What resources can you recommend that parents can use to help explain racism to their children?

[We need to] raise our kids with the capacity they can be better interrupters, but this is a long game over generations and we don’t know how to have these conversations. We can’t just hope our way out of racism and cross our fingers. I created a community called Raising Equity and I would point them to our website. We just had a broad conversation with a group of white and black parents talking about talking to kids about racism. It’s free and the hour-long video is posted on our Facebook feed.

A book I suggest to every parent is [Beverly Tatum’s] Why Are All the Black Kids Sitting Together in the Cafeteria?  It’s an oldie but goodie that talks about racial identity and how to have dialogue. It’s a great layperson’s book. 

Another good resource is We Stories (, a website for parents of young children. It came out of Ferguson and teaches kids about diversity, race, and racism. 

You offer an online workshop called Talking Race, Racism and Equity with Kids – can you tell us why you decided to create this and who is participating?

I launched this course about 2 years ago because people ask me this question a lot. It’s a way for me to offer my thoughts and wisdom from doing this work for some time and make it accessible. A variety of people have enrolled for a variety of reasons. It has been used by mom groups and by PTOs (parent-teacher organizations) in a group format so they can walk through it with the parents, teachers, and administrators for professional development.  It comes back to [what I said earlier about] community. You can do the course with a group of people or reflect on your own. 

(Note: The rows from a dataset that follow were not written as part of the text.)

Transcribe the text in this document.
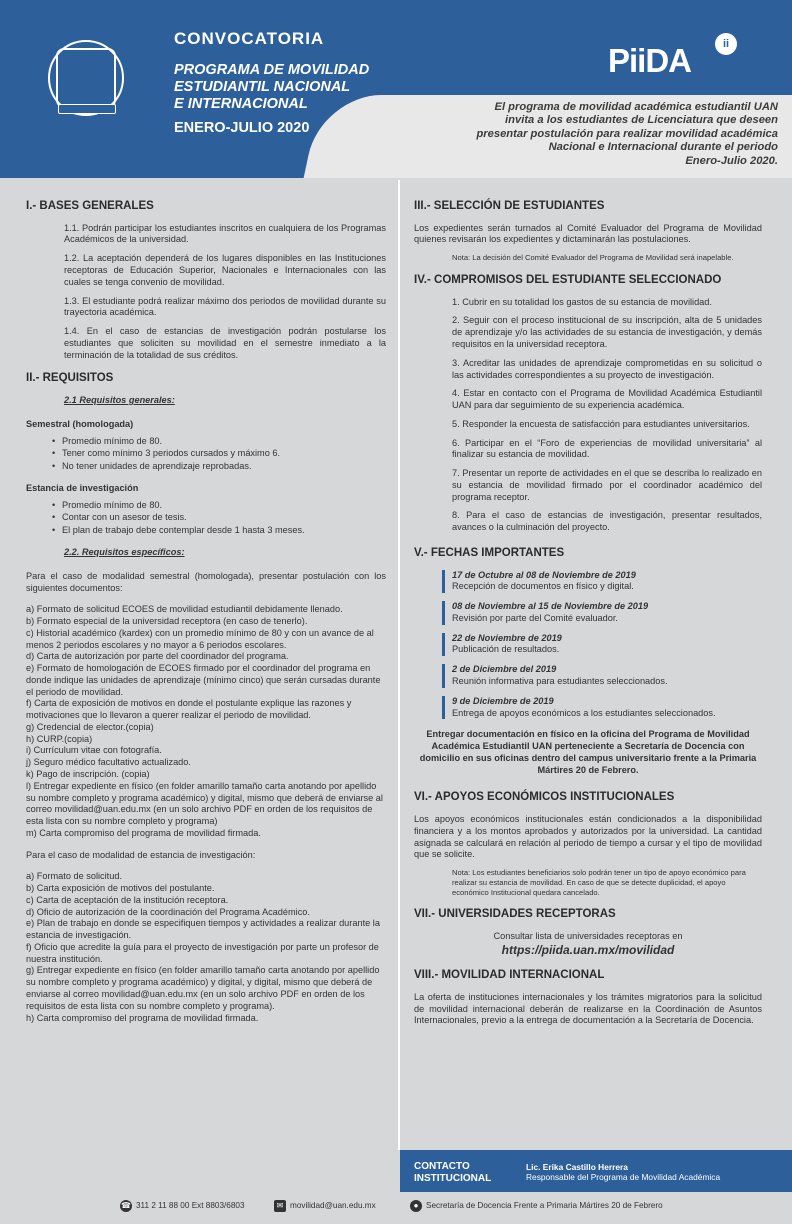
CONVOCATORIA
PROGRAMA DE MOVILIDAD
ESTUDIANTIL NACIONAL
E INTERNACIONAL
ENERO-JULIO 2020
PiiDA	ii
El programa de movilidad académica estudiantil UAN
invita a los estudiantes de Licenciatura que deseen
presentar postulación para realizar movilidad académica
Nacional e Internacional durante el periodo
Enero-Julio 2020.
I.- BASES GENERALES
1.1. Podrán participar los estudiantes inscritos en cualquiera de los Programas Académicos de la universidad.
1.2. La aceptación dependerá de los lugares disponibles en las Instituciones receptoras de Educación Superior, Nacionales e Internacionales con las cuales se tenga convenio de movilidad.
1.3. El estudiante podrá realizar máximo dos periodos de movilidad durante su trayectoria académica.
1.4. En el caso de estancias de investigación podrán postularse los estudiantes que soliciten su movilidad en el semestre inmediato a la terminación de la totalidad de sus créditos.
II.- REQUISITOS
2.1 Requisitos generales:
Semestral (homologada)
• Promedio mínimo de 80.
• Tener como mínimo 3 periodos cursados y máximo 6.
• No tener unidades de aprendizaje reprobadas.
Estancia de investigación
• Promedio mínimo de 80.
• Contar con un asesor de tesis.
• El plan de trabajo debe contemplar desde 1 hasta 3 meses.
2.2. Requisitos específicos:
Para el caso de modalidad semestral (homologada), presentar postulación con los siguientes documentos:
a) Formato de solicitud ECOES de movilidad estudiantil debidamente llenado.
b) Formato especial de la universidad receptora (en caso de tenerlo).
c) Historial académico (kardex) con un promedio mínimo de 80 y con un avance de al menos 2 periodos escolares y no mayor a 6 periodos escolares.
d) Carta de autorización por parte del coordinador del programa.
e) Formato de homologación de ECOES firmado por el coordinador del programa en donde indique las unidades de aprendizaje (mínimo cinco) que serán cursadas durante el periodo de movilidad.
f) Carta de exposición de motivos en donde el postulante explique las razones y motivaciones que lo llevaron a querer realizar el periodo de movilidad.
g) Credencial de elector.(copia)
h) CURP.(copia)
i) Currículum vitae con fotografía.
j) Seguro médico facultativo actualizado.
k) Pago de inscripción. (copia)
l) Entregar expediente en físico (en folder amarillo tamaño carta anotando por apellido su nombre completo y programa académico) y digital, mismo que deberá de enviarse al correo movilidad@uan.edu.mx (en un solo archivo PDF en orden de los requisitos de esta lista con su nombre completo y programa)
m) Carta compromiso del programa de movilidad firmada.
Para el caso de modalidad de estancia de investigación:
a) Formato de solicitud.
b) Carta exposición de motivos del postulante.
c) Carta de aceptación de la institución receptora.
d) Oficio de autorización de la coordinación del Programa Académico.
e) Plan de trabajo en donde se especifiquen tiempos y actividades a realizar durante la estancia de investigación.
f) Oficio que acredite la guía para el proyecto de investigación por parte un profesor de nuestra institución.
g) Entregar expediente en físico (en folder amarillo tamaño carta anotando por apellido su nombre completo y programa académico) y digital, y digital, mismo que deberá de enviarse al correo movilidad@uan.edu.mx (en un solo archivo PDF en orden de los requisitos de esta lista con su nombre completo y programa).
h) Carta compromiso del programa de movilidad firmada.
III.- SELECCIÓN DE ESTUDIANTES
Los expedientes serán turnados al Comité Evaluador del Programa de Movilidad quienes revisarán los expedientes y dictaminarán las postulaciones.
Nota: La decisión del Comité Evaluador del Programa de Movilidad será inapelable.
IV.- COMPROMISOS DEL ESTUDIANTE SELECCIONADO
1. Cubrir en su totalidad los gastos de su estancia de movilidad.
2. Seguir con el proceso institucional de su inscripción, alta de 5 unidades de aprendizaje y/o las actividades de su estancia de investigación, y demás requisitos en la universidad receptora.
3. Acreditar las unidades de aprendizaje comprometidas en su solicitud o las actividades correspondientes a su proyecto de investigación.
4. Estar en contacto con el Programa de Movilidad Académica Estudiantil UAN para dar seguimiento de su experiencia académica.
5. Responder la encuesta de satisfacción para estudiantes universitarios.
6. Participar en el “Foro de experiencias de movilidad universitaria” al finalizar su estancia de movilidad.
7. Presentar un reporte de actividades en el que se describa lo realizado en su estancia de movilidad firmado por el coordinador académico del programa receptor.
8. Para el caso de estancias de investigación, presentar resultados, avances o la culminación del proyecto.
V.- FECHAS IMPORTANTES
17 de Octubre al 08 de Noviembre de 2019
Recepción de documentos en físico y digital.
08 de Noviembre al 15 de Noviembre de 2019
Revisión por parte del Comité evaluador.
22 de Noviembre de 2019
Publicación de resultados.
2 de Diciembre del 2019
Reunión informativa para estudiantes seleccionados.
9 de Diciembre de 2019
Entrega de apoyos económicos a los estudiantes seleccionados.
Entregar documentación en físico en la oficina del Programa de Movilidad Académica Estudiantil UAN perteneciente a Secretaría de Docencia con domicilio en sus oficinas dentro del campus universitario frente a la Primaria Mártires 20 de Febrero.
VI.- APOYOS ECONÓMICOS INSTITUCIONALES
Los apoyos económicos institucionales están condicionados a la disponibilidad financiera y a los montos aprobados y autorizados por la universidad. La cantidad asignada se calculará en relación al periodo de tiempo a cursar y el tipo de movilidad que se solicite.
Nota: Los estudiantes beneficiarios solo podrán tener un tipo de apoyo económico para realizar su estancia de movilidad. En caso de que se detecte duplicidad, el apoyo económico Institucional quedara cancelado.
VII.- UNIVERSIDADES RECEPTORAS
Consultar lista de universidades receptoras en
https://piida.uan.mx/movilidad
VIII.- MOVILIDAD INTERNACIONAL
La oferta de instituciones internacionales y los trámites migratorios para la solicitud de movilidad internacional deberán de realizarse en la Coordinación de Asuntos Internacionales, previo a la entrega de documentación a la Secretaría de Docencia.
CONTACTO
INSTITUCIONAL
Lic. Erika Castillo Herrera
Responsable del Programa de Movilidad Académica
☎ 311 2 11 88 00 Ext 8803/6803	✉ movilidad@uan.edu.mx	● Secretaría de Docencia Frente a Primaria Mártires 20 de Febrero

What, if anything, is giving you hope or optimism right now?

More and more people are asking questions, seeking answers, and saying it’s not enough to spout values, we need to be doing something. We can’t ‘nice’ our way out of racism, we have to be intentional and active about creating new norms, policies, and practices that support it. Just being nice and kind is great, but that won’t fix systemic racism. There is a cadre of folks that get that, a lot of white folks have gotten very defensive but they get this is larger than them as an individual. 

*Dr. Banks’s interview has been condensed for length

Dr. Kira Banks has been working to support individuals and groups to understand themselves, others, and systems of oppression for over 20 years. She co-founded the Institute for Healing Justice and Equity at Missouri’s Saint Louis University, where she is an Associate Professor in the Department of Psychology. Banks’ research examines the experience of discrimination and its impact on mental health and intergroup relations. Her courses have ranged from Abnormal Psychology to the Psychology of Racism. Banks has published over 20 articles in peer-reviewed outlets including American Psychological Association journals such as American Psychologist, Cultural Diversity and Ethnic Minority Psychology, and Journal of Diversity in Higher Education. She has also contributed to The Harvard Business Review and popular media outlets such as Huffington Post and The Atlantic.

Banks enjoys facilitating difficult dialogues. She has been described as someone who makes complex and controversial topics accessible and intergroup interactions more understandable. She has done so in schools, communities, institutions of higher education, and corporations.

Banks’ expertise is sought after and she served as a racial equity consultant for the Ferguson Commission and continued as the Racial Equity Catalyst for Forward Through Ferguson. Her thinking and writing has helped frame racial equity in the St. Louis region.